Declaração do ex-prefeito e pré-candidato ao governo Cícero Lucena (MDB), em entrevista à Rádio Alto Piranhas de Cajazeiras, neste sábado (9), em relação à Ponte do Futuro, obra do Governo da Paraíba, e que já está com mais da metade concluída, deu o que falar.
Afastado o contexto político, vamos falar sobre funcionalidade. A obra é útil? Não dá para ignorar a necessidade, do ponto de vista da mobilidade urbana + economia produtiva. Para se mostrar contrário à ponte, Cícero citou a questão da segurança hídrica. Um tema, óbvio, tão importante quanto e que já está inserido no palanque da pré-campanha da oposição.
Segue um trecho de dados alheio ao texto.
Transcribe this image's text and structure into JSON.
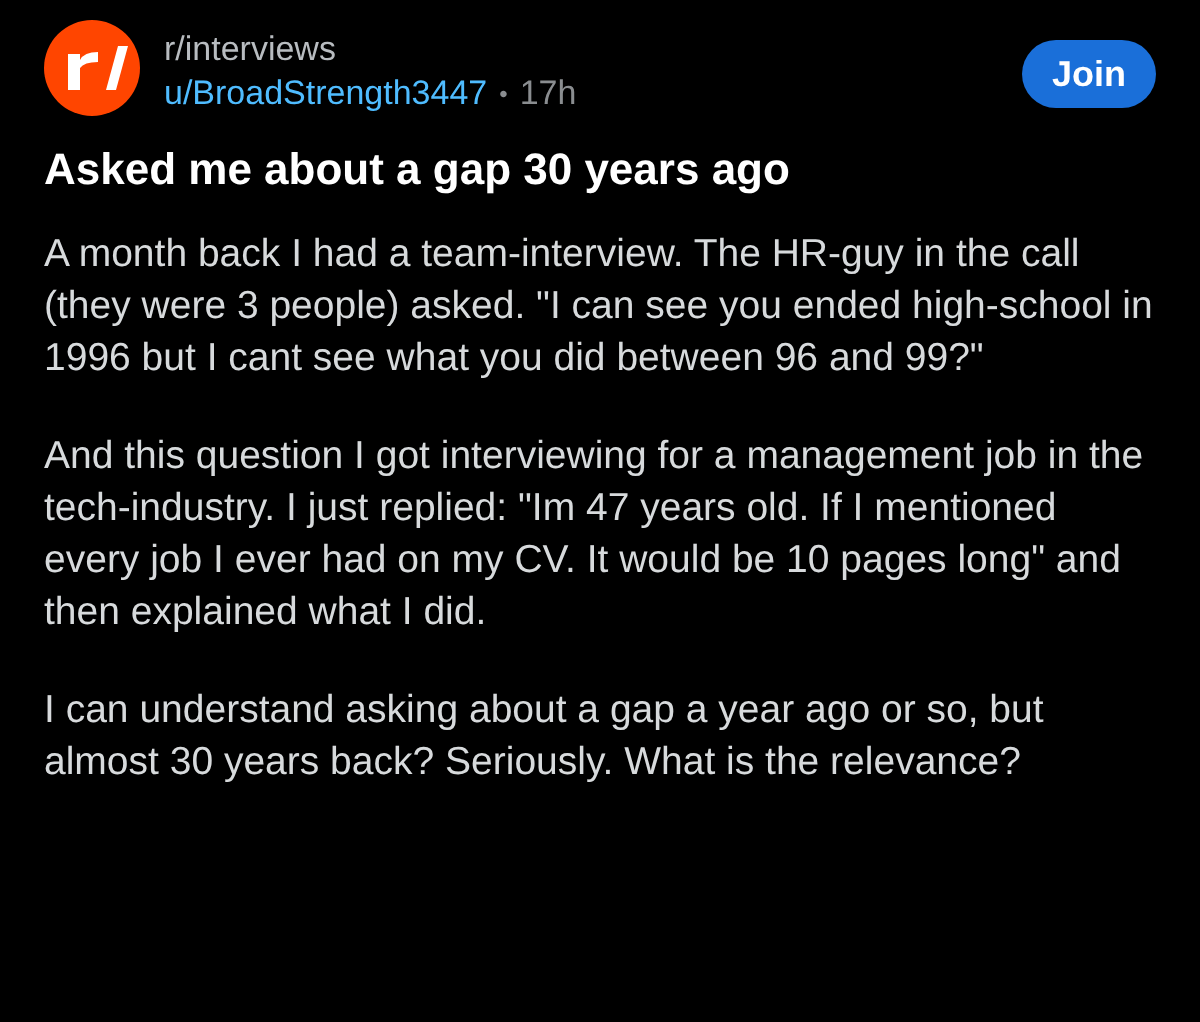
{
  "post": {
    "subreddit": "r/interviews",
    "author": "u/BroadStrength3447",
    "separator": "•",
    "age": "17h",
    "join_button": "Join",
    "title": "Asked me about a gap 30 years ago",
    "paragraphs": [
      "A month back I had a team-interview. The HR-guy in the call (they were 3 people) asked. \"I can see you ended high-school in 1996 but I cant see what you did between 96 and 99?\"",
      "And this question I got interviewing for a management job in the tech-industry. I just replied: \"Im 47 years old. If I mentioned every job I ever had on my CV. It would be 10 pages long\" and then explained what I did.",
      "I can understand asking about a gap a year ago or so, but almost 30 years back? Seriously. What is the relevance?"
    ]
  }
}
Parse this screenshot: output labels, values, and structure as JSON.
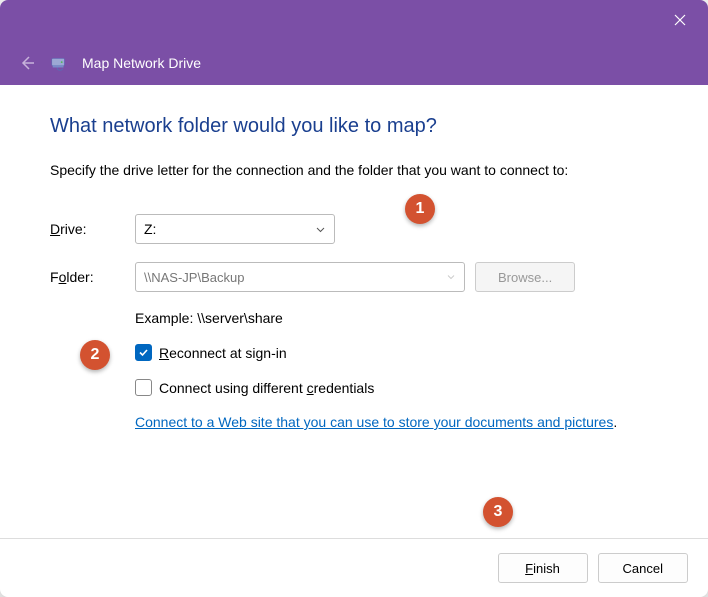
{
  "titlebar": {
    "app_title": "Map Network Drive"
  },
  "heading": "What network folder would you like to map?",
  "subtitle": "Specify the drive letter for the connection and the folder that you want to connect to:",
  "form": {
    "drive_label_before": "",
    "drive_label_u": "D",
    "drive_label_after": "rive:",
    "drive_value": "Z:",
    "folder_label_before": "F",
    "folder_label_u": "o",
    "folder_label_after": "lder:",
    "folder_value": "\\\\NAS-JP\\Backup",
    "browse_before": "",
    "browse_u": "B",
    "browse_after": "rowse...",
    "example": "Example: \\\\server\\share"
  },
  "checkboxes": {
    "reconnect_before": "",
    "reconnect_u": "R",
    "reconnect_after": "econnect at sign-in",
    "credentials_before": "Connect using different ",
    "credentials_u": "c",
    "credentials_after": "redentials"
  },
  "link": "Connect to a Web site that you can use to store your documents and pictures",
  "footer": {
    "finish_before": "",
    "finish_u": "F",
    "finish_after": "inish",
    "cancel": "Cancel"
  },
  "badges": {
    "b1": "1",
    "b2": "2",
    "b3": "3"
  }
}
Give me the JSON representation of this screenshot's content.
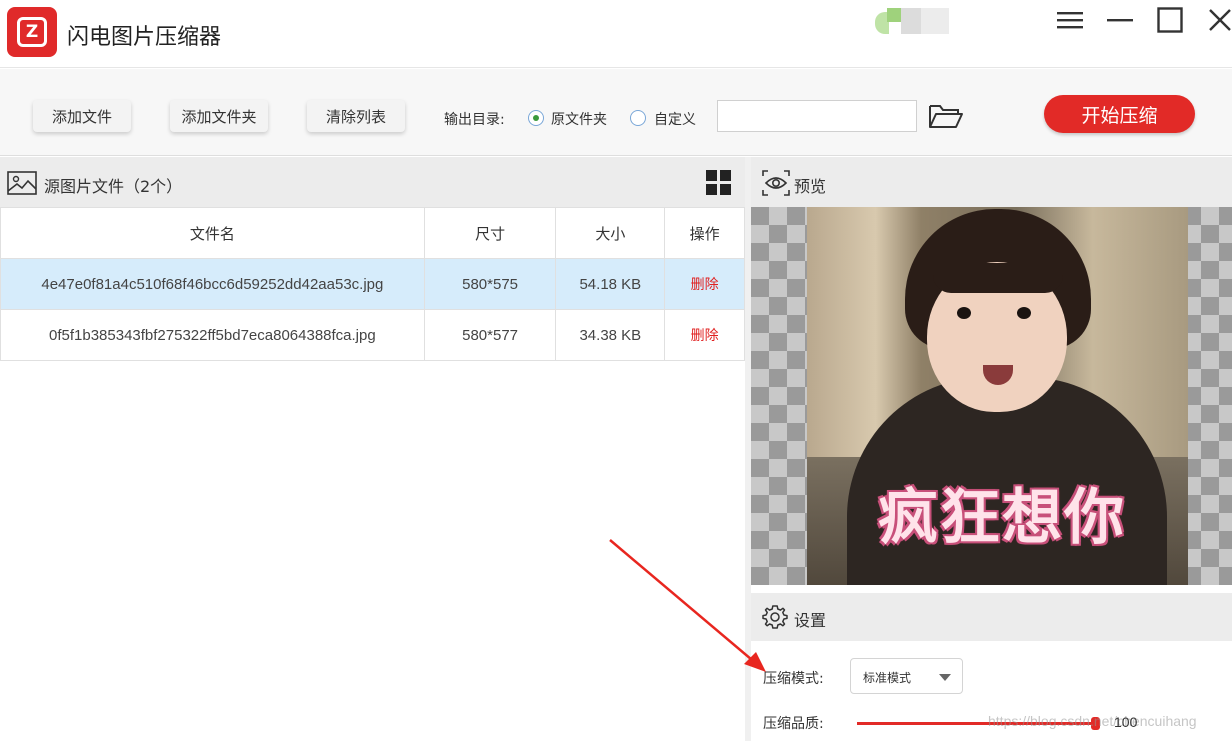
{
  "app": {
    "title": "闪电图片压缩器",
    "logo_letter": "Z"
  },
  "window_controls": {
    "menu": "menu-icon",
    "minimize": "minimize-icon",
    "maximize": "maximize-icon",
    "close": "close-icon"
  },
  "toolbar": {
    "add_file": "添加文件",
    "add_folder": "添加文件夹",
    "clear_list": "清除列表",
    "output_label": "输出目录:",
    "radio_original": "原文件夹",
    "radio_custom": "自定义",
    "selected_output": "原文件夹",
    "path_value": "",
    "start": "开始压缩"
  },
  "source_panel": {
    "title": "源图片文件（2个）",
    "columns": [
      "文件名",
      "尺寸",
      "大小",
      "操作"
    ],
    "rows": [
      {
        "name": "4e47e0f81a4c510f68f46bcc6d59252dd42aa53c.jpg",
        "size": "580*575",
        "filesize": "54.18 KB",
        "action": "删除",
        "selected": true
      },
      {
        "name": "0f5f1b385343fbf275322ff5bd7eca8064388fca.jpg",
        "size": "580*577",
        "filesize": "34.38 KB",
        "action": "删除",
        "selected": false
      }
    ]
  },
  "preview_panel": {
    "title": "预览",
    "caption": "疯狂想你"
  },
  "settings": {
    "title": "设置",
    "mode_label": "压缩模式:",
    "mode_value": "标准模式",
    "quality_label": "压缩品质:",
    "quality_value": "100"
  },
  "watermark": "https://blog.csdn.net/chencuihang",
  "colors": {
    "accent": "#e22a27",
    "selected_row": "#d6ecfb",
    "delete_text": "#e02020"
  }
}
A pergunta é: mobilidade urbana também não deveria estar?
E não se trata aqui de defesa ou crítica, apenas uma análise de quem vivência o dia a dia da cidade e do estado. Sem falar que Cícero apoiava o atual governo quando a obra da ponte foi iniciada.
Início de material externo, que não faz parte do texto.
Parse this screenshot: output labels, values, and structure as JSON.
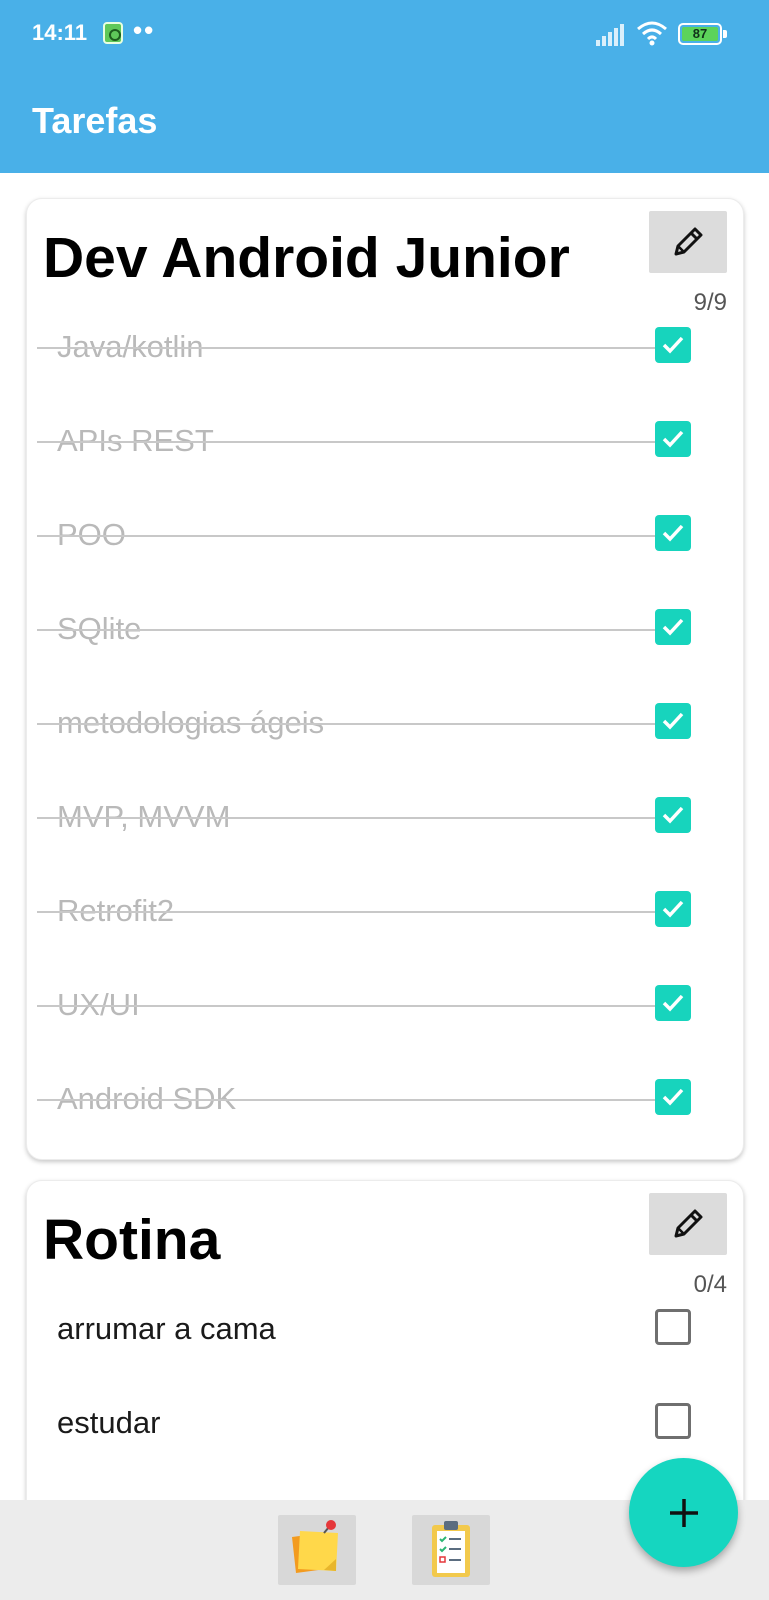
{
  "status_bar": {
    "time": "14:11",
    "dots": "••",
    "battery": "87",
    "battery_color": "#5cd35a"
  },
  "app_bar": {
    "title": "Tarefas",
    "color": "#49b0e8"
  },
  "lists": [
    {
      "title": "Dev Android Junior",
      "progress": "9/9",
      "edit_icon": "pencil-icon",
      "items": [
        {
          "label": "Java/kotlin",
          "checked": true
        },
        {
          "label": "APIs REST",
          "checked": true
        },
        {
          "label": "POO",
          "checked": true
        },
        {
          "label": "SQlite",
          "checked": true
        },
        {
          "label": "metodologias ágeis",
          "checked": true
        },
        {
          "label": "MVP, MVVM",
          "checked": true
        },
        {
          "label": "Retrofit2",
          "checked": true
        },
        {
          "label": "UX/UI",
          "checked": true
        },
        {
          "label": "Android SDK",
          "checked": true
        }
      ]
    },
    {
      "title": "Rotina",
      "progress": "0/4",
      "edit_icon": "pencil-icon",
      "items": [
        {
          "label": "arrumar a cama",
          "checked": false
        },
        {
          "label": "estudar",
          "checked": false
        }
      ]
    }
  ],
  "bottom_nav": {
    "items": [
      {
        "icon": "sticky-note-icon"
      },
      {
        "icon": "clipboard-checklist-icon"
      }
    ]
  },
  "fab": {
    "icon": "plus-icon",
    "color": "#15d6c0"
  },
  "accent_color": "#17d4bd"
}
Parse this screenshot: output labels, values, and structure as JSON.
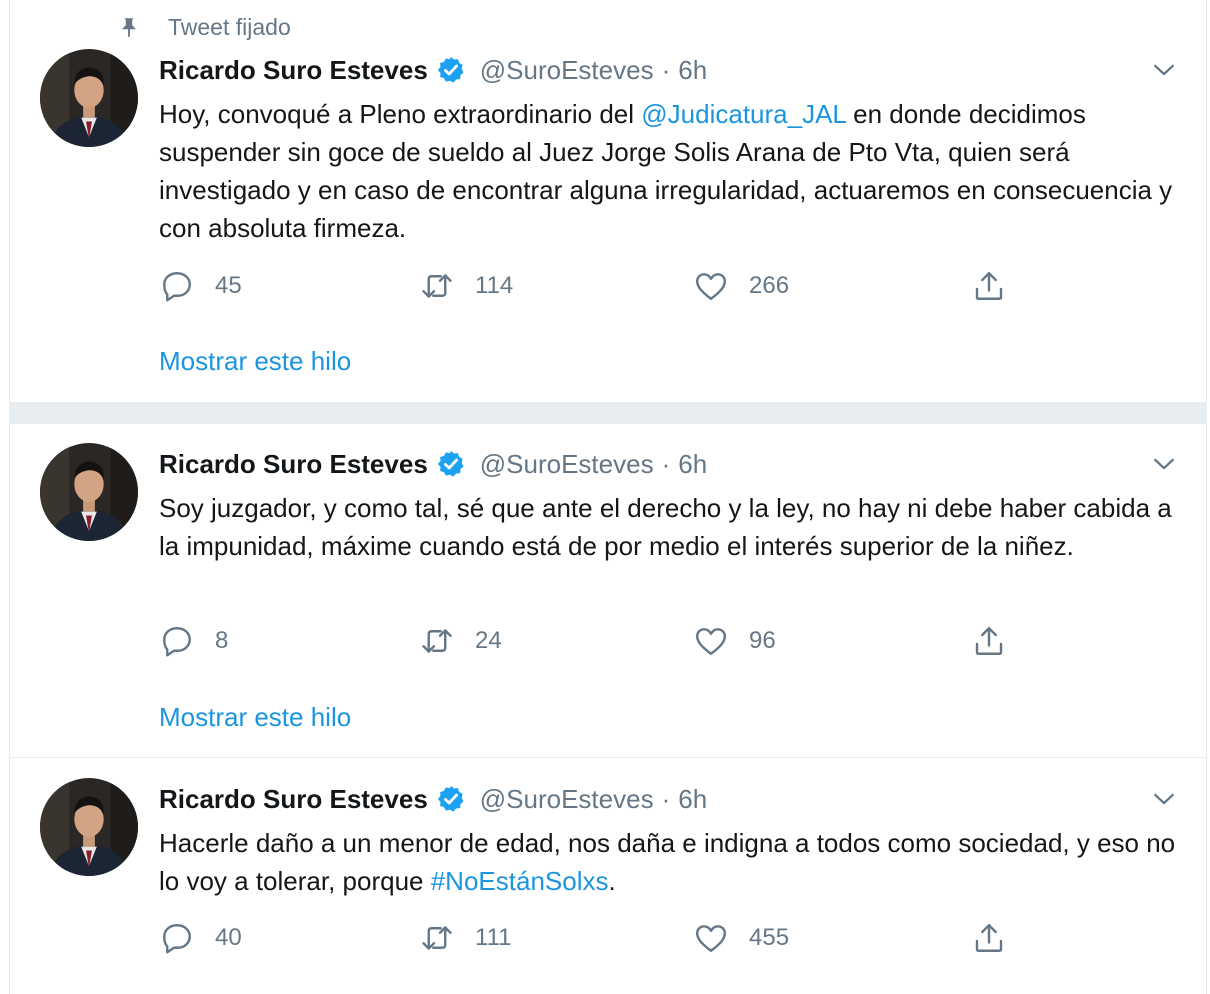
{
  "pinned_label": "Tweet fijado",
  "colors": {
    "link": "#1b95e0",
    "muted": "#657786",
    "text": "#14171a",
    "verified": "#1da1f2",
    "separator": "#e6ecf0"
  },
  "icons": {
    "pin": "pin-icon",
    "verified": "verified-badge-icon",
    "caret": "chevron-down-icon",
    "reply": "reply-icon",
    "retweet": "retweet-icon",
    "like": "heart-icon",
    "share": "share-icon"
  },
  "tweets": [
    {
      "name": "Ricardo Suro Esteves",
      "handle": "@SuroEsteves",
      "dot": "·",
      "time": "6h",
      "text_1": "Hoy, convoqué a Pleno extraordinario del ",
      "mention": "@Judicatura_JAL",
      "text_2": " en donde decidimos suspender sin goce de sueldo al Juez Jorge Solis Arana de Pto Vta, quien será investigado y en caso de encontrar alguna irregularidad, actuaremos en consecuencia y con absoluta firmeza.",
      "replies": "45",
      "retweets": "114",
      "likes": "266",
      "thread_link": "Mostrar este hilo"
    },
    {
      "name": "Ricardo Suro Esteves",
      "handle": "@SuroEsteves",
      "dot": "·",
      "time": "6h",
      "text": "Soy juzgador, y como tal, sé que ante el derecho y la ley, no hay ni debe haber cabida a la impunidad, máxime cuando está de por medio el interés superior de la niñez.",
      "replies": "8",
      "retweets": "24",
      "likes": "96",
      "thread_link": "Mostrar este hilo"
    },
    {
      "name": "Ricardo Suro Esteves",
      "handle": "@SuroEsteves",
      "dot": "·",
      "time": "6h",
      "text_1": "Hacerle daño a un menor de edad, nos daña e indigna a todos como sociedad, y eso no lo voy a tolerar, porque ",
      "hashtag": "#NoEstánSolxs",
      "text_2": ".",
      "replies": "40",
      "retweets": "111",
      "likes": "455"
    }
  ]
}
Cícero desconsidera o fato de que a ponte vai desafogar os gargalos do tráfego na região metropolitana, principalmente na Capital, de quem foi prefeito por três mandatos + 1 ano. Imagine você que João Pessoa tem como principal via de acesso urbano, uma rodovia federal, a BR-230. Sem falar na BR-101, que a liga diretamente a dois estados. Ou seja, mais gargalos. Como diria “lá em nós”: não há para onde correr.
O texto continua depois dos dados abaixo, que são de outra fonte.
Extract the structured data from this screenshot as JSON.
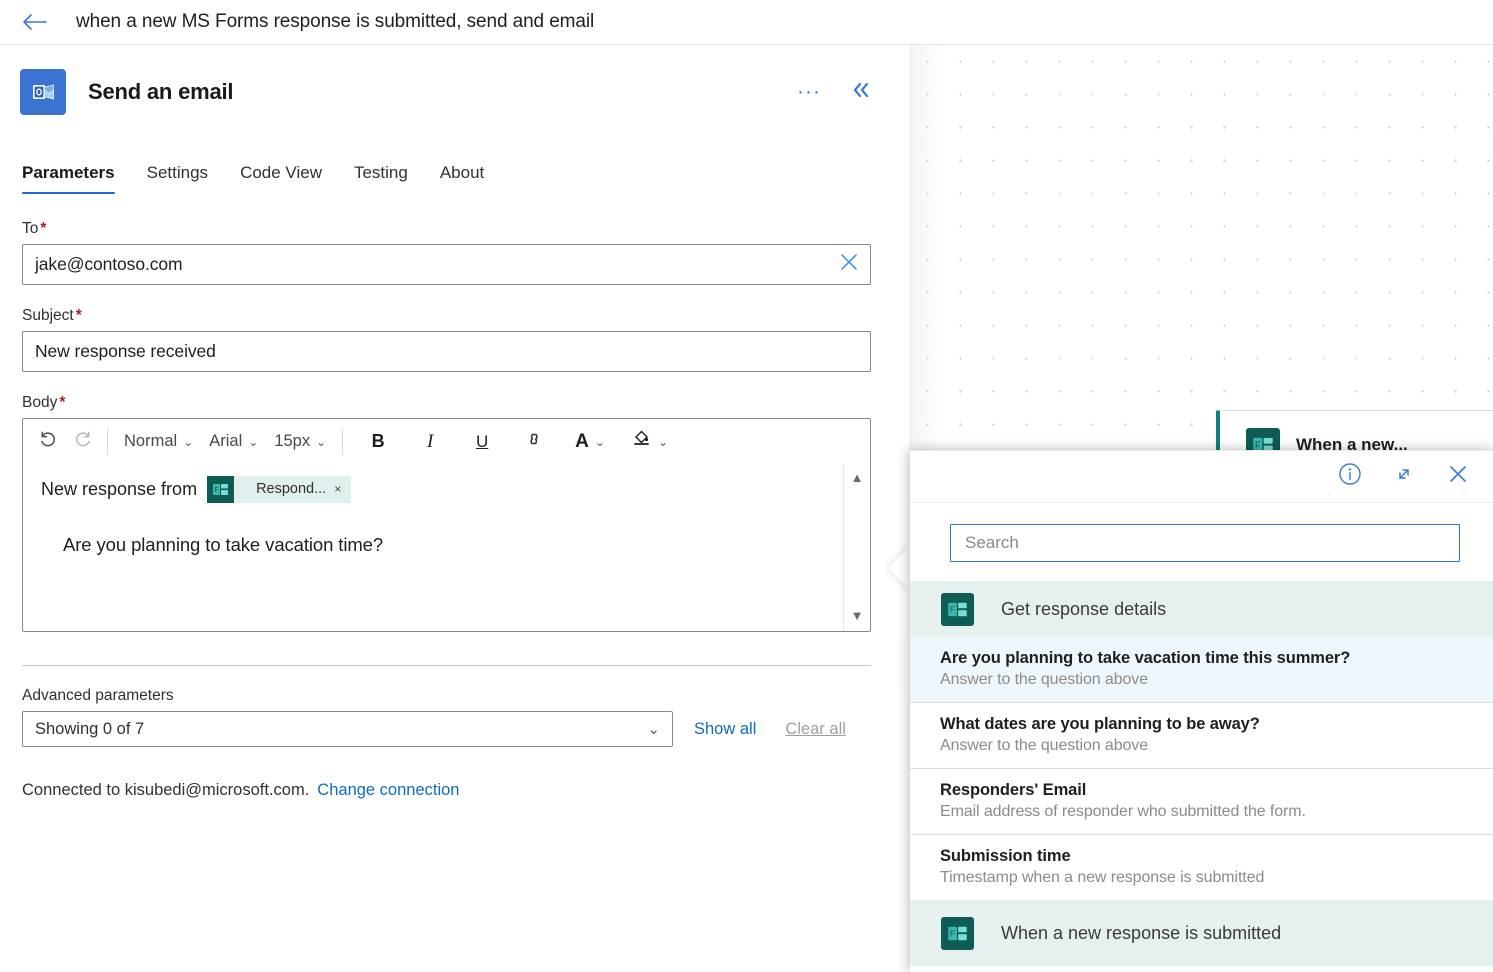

Depois, não menos importante temos a questão econômica. A Ponte deve facilitar o escoamento da produção, e não só a que circula via Porto de Cabedelo, mas que também trafega pelas BRs.
Querer trocar mobilidade por segurança hídrica, que não há de ser desconsiderada, é importante deixar claro, defendendo que uma obra em andamento não deveria existir não parece uma boa estratégia, seja administrativa ou política. Até porque cada governo tem suas prioridades, questionáveis ou não, a depender de quem está no comando e seus aliados.
O Ramal Piancó da Transposição do São Francisco é importante? Sem dúvida. Esse projeto que Cícero trouxe à tona na entrevista está inserido no pacote de obras do PAC do Governo Lula, mas ainda tem entraves a serem vencidos, e que a bancada federal paraibana trabalha para destravar.
A oposição pode e deve criticar, mas precisa avançar. Ao invés de falar em utilidade de obra A ou B deveria estar apresentando, por exemplo, propostas para que o Ramal Piancó saia do papel, ou ainda mostrar quais projetos na área de segurança hídrica tem em mente. Só é preciso ter cuidado para, de olho em discurso para palanque eleitoral, não exagerar na dose e perder o foco.